In essence, the momentum method is like we push a ball from the hill. The ball accumulates momentum as it rolls down and gets faster and faster (straight to the final speed if there is air resistance). The same thing also happens during the updating of the parameters: for the dimension with the same direction at the gradient point, the momentum term increases, and for the dimension that changes the direction at the gradient point, the momentum term decreases. As a result, we can achieve faster convergence speeds while reducing shake.
4.2 Nesterov accelerated gradient descent method
However, when the ball rolls down from the hill and consciously follows the direction of the slope, it is often not desirable. We want to have a smart ball that knows where it will go so that we can know how to slow down when we get a new slope.

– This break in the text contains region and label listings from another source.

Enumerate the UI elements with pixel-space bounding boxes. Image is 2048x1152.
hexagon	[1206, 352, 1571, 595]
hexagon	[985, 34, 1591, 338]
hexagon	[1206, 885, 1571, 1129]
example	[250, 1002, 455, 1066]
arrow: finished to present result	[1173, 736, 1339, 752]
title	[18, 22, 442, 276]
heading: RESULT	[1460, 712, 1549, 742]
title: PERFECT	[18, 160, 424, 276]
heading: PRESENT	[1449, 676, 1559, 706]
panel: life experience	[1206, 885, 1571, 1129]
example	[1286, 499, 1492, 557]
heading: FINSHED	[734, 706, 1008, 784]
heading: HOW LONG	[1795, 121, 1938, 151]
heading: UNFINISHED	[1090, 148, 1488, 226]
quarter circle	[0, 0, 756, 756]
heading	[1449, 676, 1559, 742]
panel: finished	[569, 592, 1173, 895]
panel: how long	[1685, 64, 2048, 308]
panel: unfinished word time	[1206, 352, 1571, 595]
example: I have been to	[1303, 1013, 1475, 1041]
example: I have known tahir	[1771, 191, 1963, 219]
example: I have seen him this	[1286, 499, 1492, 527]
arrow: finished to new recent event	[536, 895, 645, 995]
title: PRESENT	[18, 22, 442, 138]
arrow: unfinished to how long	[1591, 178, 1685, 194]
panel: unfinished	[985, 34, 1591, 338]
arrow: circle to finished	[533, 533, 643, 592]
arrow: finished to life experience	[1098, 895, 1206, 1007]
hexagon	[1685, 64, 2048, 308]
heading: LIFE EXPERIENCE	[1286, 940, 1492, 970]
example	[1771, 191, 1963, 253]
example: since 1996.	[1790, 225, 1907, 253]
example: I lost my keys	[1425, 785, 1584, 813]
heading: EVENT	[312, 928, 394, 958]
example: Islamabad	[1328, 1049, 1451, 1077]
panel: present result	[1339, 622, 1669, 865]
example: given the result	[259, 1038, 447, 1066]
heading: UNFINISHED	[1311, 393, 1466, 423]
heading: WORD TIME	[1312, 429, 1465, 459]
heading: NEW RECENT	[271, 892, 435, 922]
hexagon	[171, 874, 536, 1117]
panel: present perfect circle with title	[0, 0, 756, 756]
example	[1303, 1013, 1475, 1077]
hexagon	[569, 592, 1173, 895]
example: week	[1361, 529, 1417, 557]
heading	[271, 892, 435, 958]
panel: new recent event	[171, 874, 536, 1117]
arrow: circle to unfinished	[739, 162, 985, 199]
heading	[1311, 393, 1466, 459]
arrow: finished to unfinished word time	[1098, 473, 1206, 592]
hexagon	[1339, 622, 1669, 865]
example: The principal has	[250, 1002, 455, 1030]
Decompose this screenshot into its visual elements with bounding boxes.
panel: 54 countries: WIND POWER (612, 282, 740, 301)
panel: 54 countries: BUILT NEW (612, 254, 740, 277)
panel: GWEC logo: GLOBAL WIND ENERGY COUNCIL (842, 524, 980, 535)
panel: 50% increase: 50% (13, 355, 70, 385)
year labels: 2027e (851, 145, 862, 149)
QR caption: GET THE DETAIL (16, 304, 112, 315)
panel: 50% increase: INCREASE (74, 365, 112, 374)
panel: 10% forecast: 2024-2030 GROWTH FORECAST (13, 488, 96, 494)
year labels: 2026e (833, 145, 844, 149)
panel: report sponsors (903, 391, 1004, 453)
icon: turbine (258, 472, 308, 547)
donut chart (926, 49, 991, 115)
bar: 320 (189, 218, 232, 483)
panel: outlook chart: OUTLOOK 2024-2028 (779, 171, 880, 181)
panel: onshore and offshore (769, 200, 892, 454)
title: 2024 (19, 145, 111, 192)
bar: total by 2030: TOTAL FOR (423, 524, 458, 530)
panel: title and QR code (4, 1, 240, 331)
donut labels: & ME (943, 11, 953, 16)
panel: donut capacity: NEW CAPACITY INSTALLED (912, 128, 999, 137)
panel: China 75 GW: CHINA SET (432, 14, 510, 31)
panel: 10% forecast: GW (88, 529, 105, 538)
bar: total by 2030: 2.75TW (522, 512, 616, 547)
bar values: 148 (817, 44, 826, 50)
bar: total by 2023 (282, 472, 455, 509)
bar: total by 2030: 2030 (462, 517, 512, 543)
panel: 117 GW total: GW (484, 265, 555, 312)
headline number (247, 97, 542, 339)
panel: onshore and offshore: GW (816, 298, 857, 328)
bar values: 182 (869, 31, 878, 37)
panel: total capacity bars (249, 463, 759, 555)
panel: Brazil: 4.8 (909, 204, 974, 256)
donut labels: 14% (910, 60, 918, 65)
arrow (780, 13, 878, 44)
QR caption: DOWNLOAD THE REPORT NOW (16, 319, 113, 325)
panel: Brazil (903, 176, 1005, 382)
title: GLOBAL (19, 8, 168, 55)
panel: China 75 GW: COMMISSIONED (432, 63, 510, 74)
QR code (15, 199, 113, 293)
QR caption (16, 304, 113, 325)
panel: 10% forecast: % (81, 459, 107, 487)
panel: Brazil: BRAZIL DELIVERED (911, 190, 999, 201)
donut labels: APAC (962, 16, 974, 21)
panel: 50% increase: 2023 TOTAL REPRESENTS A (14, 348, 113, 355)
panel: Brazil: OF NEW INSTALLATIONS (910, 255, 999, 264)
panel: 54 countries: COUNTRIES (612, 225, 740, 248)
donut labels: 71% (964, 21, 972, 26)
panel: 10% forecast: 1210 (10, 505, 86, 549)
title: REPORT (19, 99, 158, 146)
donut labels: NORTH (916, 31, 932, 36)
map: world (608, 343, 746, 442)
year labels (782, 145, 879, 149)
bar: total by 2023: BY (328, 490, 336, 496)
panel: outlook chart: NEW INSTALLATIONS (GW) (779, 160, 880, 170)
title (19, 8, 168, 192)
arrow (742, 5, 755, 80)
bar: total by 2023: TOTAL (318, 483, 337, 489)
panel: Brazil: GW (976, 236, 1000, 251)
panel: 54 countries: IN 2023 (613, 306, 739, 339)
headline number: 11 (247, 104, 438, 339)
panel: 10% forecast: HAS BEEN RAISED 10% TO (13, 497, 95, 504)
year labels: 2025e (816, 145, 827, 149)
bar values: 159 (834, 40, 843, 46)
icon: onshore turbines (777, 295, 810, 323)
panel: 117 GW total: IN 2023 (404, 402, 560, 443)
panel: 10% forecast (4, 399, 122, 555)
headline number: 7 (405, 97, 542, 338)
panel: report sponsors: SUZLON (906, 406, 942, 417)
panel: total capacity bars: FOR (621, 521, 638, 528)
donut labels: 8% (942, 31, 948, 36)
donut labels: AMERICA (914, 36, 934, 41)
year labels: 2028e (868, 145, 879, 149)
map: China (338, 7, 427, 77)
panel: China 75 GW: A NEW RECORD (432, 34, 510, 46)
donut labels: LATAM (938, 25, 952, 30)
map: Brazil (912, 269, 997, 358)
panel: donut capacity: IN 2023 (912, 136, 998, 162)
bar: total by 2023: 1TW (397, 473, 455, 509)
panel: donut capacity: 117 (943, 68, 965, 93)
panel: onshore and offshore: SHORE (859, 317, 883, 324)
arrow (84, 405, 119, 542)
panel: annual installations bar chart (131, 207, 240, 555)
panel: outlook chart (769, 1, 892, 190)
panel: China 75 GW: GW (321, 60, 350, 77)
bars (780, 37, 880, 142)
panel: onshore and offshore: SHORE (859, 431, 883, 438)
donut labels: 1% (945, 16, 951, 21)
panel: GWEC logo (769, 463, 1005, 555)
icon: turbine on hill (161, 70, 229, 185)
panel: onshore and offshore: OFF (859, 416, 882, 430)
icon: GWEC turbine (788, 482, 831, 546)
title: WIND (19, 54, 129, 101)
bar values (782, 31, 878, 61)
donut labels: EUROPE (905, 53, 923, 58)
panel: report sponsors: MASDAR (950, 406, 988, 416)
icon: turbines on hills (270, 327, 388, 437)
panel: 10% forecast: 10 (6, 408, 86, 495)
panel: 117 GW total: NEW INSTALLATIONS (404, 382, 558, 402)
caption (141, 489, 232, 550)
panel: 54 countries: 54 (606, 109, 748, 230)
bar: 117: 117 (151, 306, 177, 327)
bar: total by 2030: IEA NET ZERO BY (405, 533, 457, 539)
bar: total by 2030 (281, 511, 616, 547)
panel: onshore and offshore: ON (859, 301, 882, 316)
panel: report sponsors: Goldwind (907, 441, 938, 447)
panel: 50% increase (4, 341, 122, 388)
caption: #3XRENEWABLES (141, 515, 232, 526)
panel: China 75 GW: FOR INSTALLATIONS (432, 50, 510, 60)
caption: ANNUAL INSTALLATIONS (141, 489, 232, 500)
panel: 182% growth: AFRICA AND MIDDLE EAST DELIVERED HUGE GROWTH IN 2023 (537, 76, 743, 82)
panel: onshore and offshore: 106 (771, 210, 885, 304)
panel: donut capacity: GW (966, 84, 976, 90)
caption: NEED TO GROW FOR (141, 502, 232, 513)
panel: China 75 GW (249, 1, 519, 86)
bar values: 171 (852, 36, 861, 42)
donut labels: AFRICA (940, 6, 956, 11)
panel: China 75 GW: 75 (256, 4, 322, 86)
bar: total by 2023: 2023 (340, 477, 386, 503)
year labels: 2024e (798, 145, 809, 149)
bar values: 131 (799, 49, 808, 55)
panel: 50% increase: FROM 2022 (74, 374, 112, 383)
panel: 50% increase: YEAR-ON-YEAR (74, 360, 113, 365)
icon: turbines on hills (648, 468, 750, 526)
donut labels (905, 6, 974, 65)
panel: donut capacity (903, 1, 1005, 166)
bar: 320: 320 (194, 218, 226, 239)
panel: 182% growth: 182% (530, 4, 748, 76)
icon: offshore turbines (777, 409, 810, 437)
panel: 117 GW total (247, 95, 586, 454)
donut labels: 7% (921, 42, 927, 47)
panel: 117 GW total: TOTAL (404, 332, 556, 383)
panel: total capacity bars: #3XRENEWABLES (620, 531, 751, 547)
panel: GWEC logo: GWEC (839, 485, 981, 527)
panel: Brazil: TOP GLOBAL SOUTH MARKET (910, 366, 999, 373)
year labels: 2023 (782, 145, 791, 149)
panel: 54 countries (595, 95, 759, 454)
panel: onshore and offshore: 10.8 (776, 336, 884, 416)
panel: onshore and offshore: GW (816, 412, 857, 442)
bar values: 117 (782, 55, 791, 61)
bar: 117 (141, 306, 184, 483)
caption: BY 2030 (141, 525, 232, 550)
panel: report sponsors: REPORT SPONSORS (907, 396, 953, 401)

The Nesterov accelerated gradient (NAG) [13] is a way to give momentum to predictability. We know that we apply momentum items to update parameters. The calculation can inform us of an approximation of the future position of the parameter (the gradient is not a complete update), which is to inform us that the parameter will become roughly the same. After calculating the gradient of the approximate position of the parameter in the future, instead of the gradient of the current parameter, we can efficiently solve:
At the same time, we set the momentum term to about 0.9. The momentum method first calculates the current gradient value (small blue vector in Figure 3) and then makes a big step in the direction of the newer cumulative gradient (large blue vector). Nesterov accelerated gradient descent method NAG first accumulated in the previous A large step in the direction of the gradient (brown vector), calculate the gradient value, and then make a correction (green vector). This predictable update prevents us from going too fast and enhancing the ability of the algorithm to respond. This has important implications for the performance improvement of the RNN in many tasks [2].
Write a picture here
Figure 3: Nesterov Update (Source: Course 6c by G. Hinton)
Another explanation of the intuitive understanding of NAG can be found at http://cs231n.github.io/neural-networks-3/, while Ilya Sutskever gives a more detailed overview in his doctoral thesis [18].
Since we can adapt our update to the slope of the error function to accelerate the SGD accordingly, we also want to make our update comply with each individual parameter to resolve large or small updates depending on the importance of each parameter.
4.3 Adagrad
Adagrad [7] is a kind of gradient-based optimization algorithm: let the learning rate adapt to the parameters, we use a larger learning rate for the features with fewer presentation times, and we have more Use a smaller learning rate. Therefore, Adagrad is very suitable for handling dense data. Dean et al. [6] found that Adagrad can greatly improve the robustness of SGD and apply it to Google's extensive neural network exercise, which includes the identification of cats in YouTube videos. In addition, Pennington et al. [15] applied Adagrad to exercise the Glove word vector because the low-frequency words require larger steps than the high-frequency words.